Baylee, who plans to install the SafeUT app on her cell, said, “It’s cool to hear what they’re doing about teen suicide and wanting to help.”
She also said it ties into their school’s PTSA Kindness Week, which will encourage students to be kinder to one another.
“If we can all be a little kinder to each other, it would improve the way the world would be and solve issues that stem from violence and instead, discuss issues civilly,” Baylee said.
Eighth-grader Madelyn Sadler said they will apply what they learned to begin making a difference immediately.
“Our generation will be the ones to change and get people to be kind and address social issues in the future through communication,” she said. “If we can practice it now, it will make a change early on.”
Both Baylee and Madelyn said they liked participating in a mock debate, conducted by Wilcox and Dougall.
Utah PTA Student Involvement Commissioner Betty Shaw said through the debate, students were learning both sides of the issue.

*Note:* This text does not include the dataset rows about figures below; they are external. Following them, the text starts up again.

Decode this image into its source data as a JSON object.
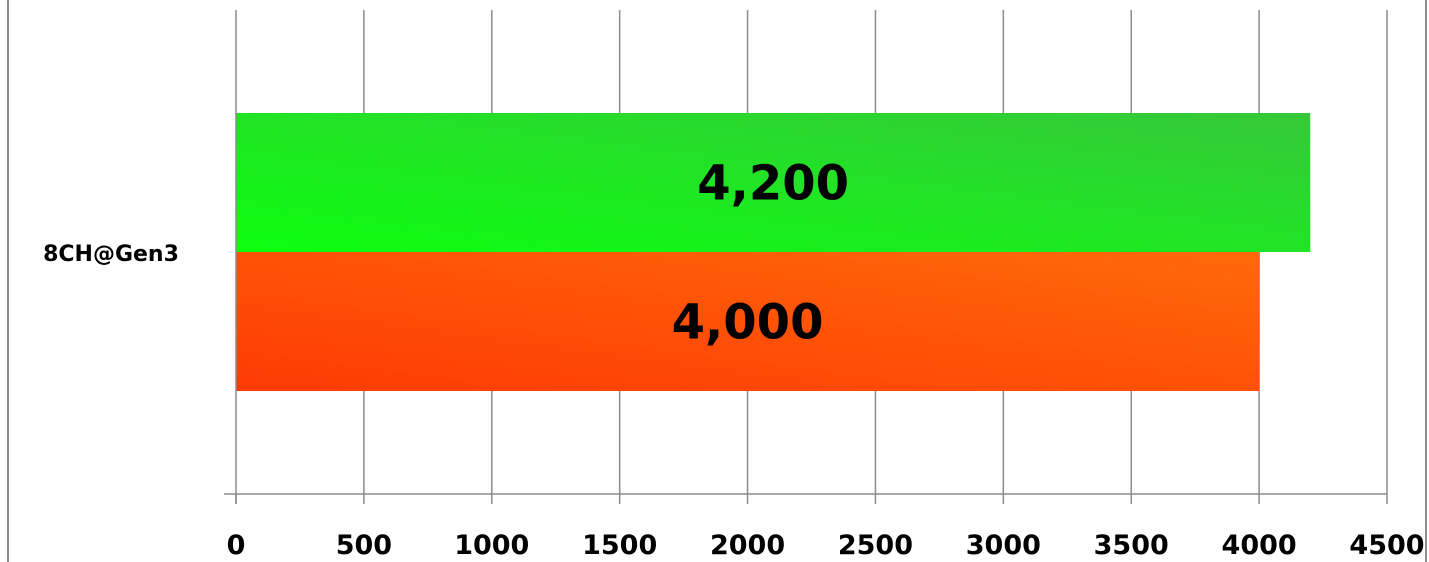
{
  "chart_data": {
    "type": "bar",
    "orientation": "horizontal",
    "categories": [
      "8CH@Gen3"
    ],
    "series": [
      {
        "values": [
          4200
        ],
        "data_labels": [
          "4,200"
        ],
        "color": "#22e82a"
      },
      {
        "values": [
          4000
        ],
        "data_labels": [
          "4,000"
        ],
        "color": "#ff5a10"
      }
    ],
    "xlim": [
      0,
      4500
    ],
    "x_ticks": [
      0,
      500,
      1000,
      1500,
      2000,
      2500,
      3000,
      3500,
      4000,
      4500
    ],
    "x_tick_labels": [
      "0",
      "500",
      "1000",
      "1500",
      "2000",
      "2500",
      "3000",
      "3500",
      "4000",
      "4500"
    ],
    "grid": true,
    "legend": "none"
  }
}
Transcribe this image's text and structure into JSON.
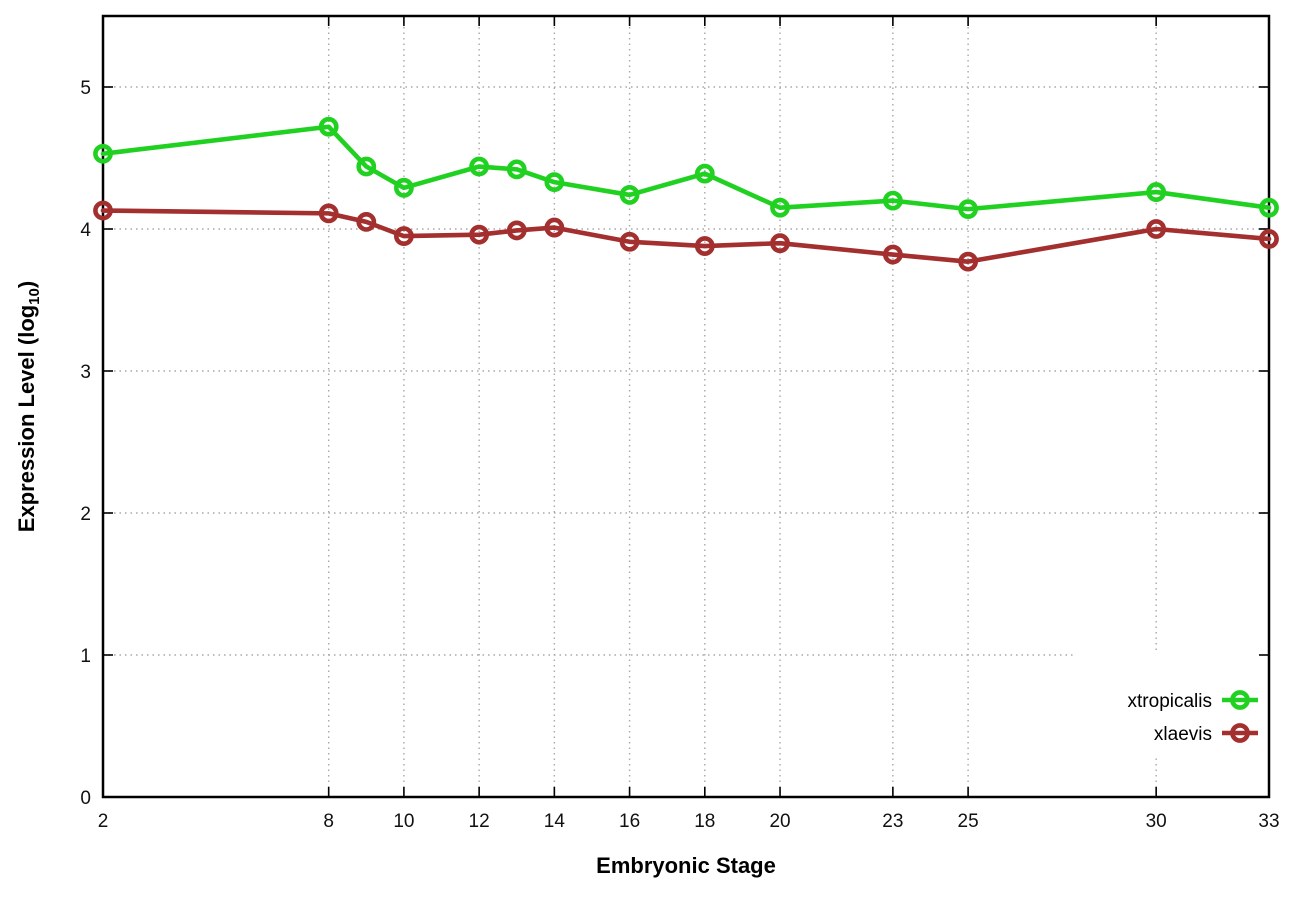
{
  "page": {
    "background": "#ffffff"
  },
  "chart_data": {
    "type": "line",
    "title": "",
    "xlabel": "Embryonic Stage",
    "ylabel": {
      "text": "Expression Level (log10)",
      "main": "Expression Level (log",
      "sub": "10",
      "tail": ")"
    },
    "xlim": [
      2,
      33
    ],
    "ylim": [
      0,
      5.5
    ],
    "x_ticks": [
      2,
      8,
      10,
      12,
      14,
      16,
      18,
      20,
      23,
      25,
      30,
      33
    ],
    "y_ticks": [
      0,
      1,
      2,
      3,
      4,
      5
    ],
    "grid": true,
    "grid_style": "dotted",
    "legend": {
      "position": "inside bottom right",
      "entries": [
        "xtropicalis",
        "xlaevis"
      ]
    },
    "x": [
      2,
      8,
      9,
      10,
      12,
      13,
      14,
      16,
      18,
      20,
      23,
      25,
      30,
      33
    ],
    "series": [
      {
        "name": "xtropicalis",
        "color": "#21d121",
        "marker": "open-circle",
        "values": [
          4.53,
          4.72,
          4.44,
          4.29,
          4.44,
          4.42,
          4.33,
          4.24,
          4.39,
          4.15,
          4.2,
          4.14,
          4.26,
          4.15
        ]
      },
      {
        "name": "xlaevis",
        "color": "#a32f2f",
        "marker": "open-circle",
        "values": [
          4.13,
          4.11,
          4.05,
          3.95,
          3.96,
          3.99,
          4.01,
          3.91,
          3.88,
          3.9,
          3.82,
          3.77,
          4.0,
          3.93
        ]
      }
    ],
    "colors": {
      "grid": "#a8a8a8",
      "axis": "#000000",
      "tick_text": "#111111",
      "title_text": "#000000"
    }
  }
}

“We want students to gain a better perspective and be able to see both sides to every issue; they may learn something from the other side instead of just seeing their side,” Shaw said. “We want them to start having conversations about current issues so they can get involved. It would be great to see them get involved in issues they have concerns about, if not at the capitol then locally with their school board or local district agencies and city councils.”
Through talking with Pulsipher and Ramsey, Madelyn said she learned about issues that affect them now as students as well as those that affect Utah residents.
“I never thought I could write a letter to them about the environment, but it is a big problem, and the inversion has a lot to do with it,” she said.
Assistant Principal Michelle Kilcrease said both leaders encouraged students to have an active voice in their local government.
“Mayor Ramsey encouraged them to be present in their local government and never shy away,” she said. “Rep. Pulsipher echoed that sentiment.”
Ramsey said this interactive learning provided students a great opportunity to learn.
“The students are learning how government works, touring the capitol, learning about it today and its past, and meeting legislators and hearing from the lieutenant governor,” she said. “It’s real life experience that is alive. I hope they never take for granted the government is run by the people for the people and to always exercise their voice by voting and advocating for issues.”
Elk Ridge PTSA president Ani Allen said she hopes her student leaders learned the impact of the words of the government officials and will make a difference around them.
“Whether they become a senator and work in the capitol or a mayor and address city concerns, I hope they heard Lt. Gov. Spencer Cox tell them to speak up,” she said. “It’s only then when they can make a change, whether it’s at their school or on a larger scale. Their voice matters, and it can make a huge difference. I want the students to be leaders and know that we are there, believing in them.”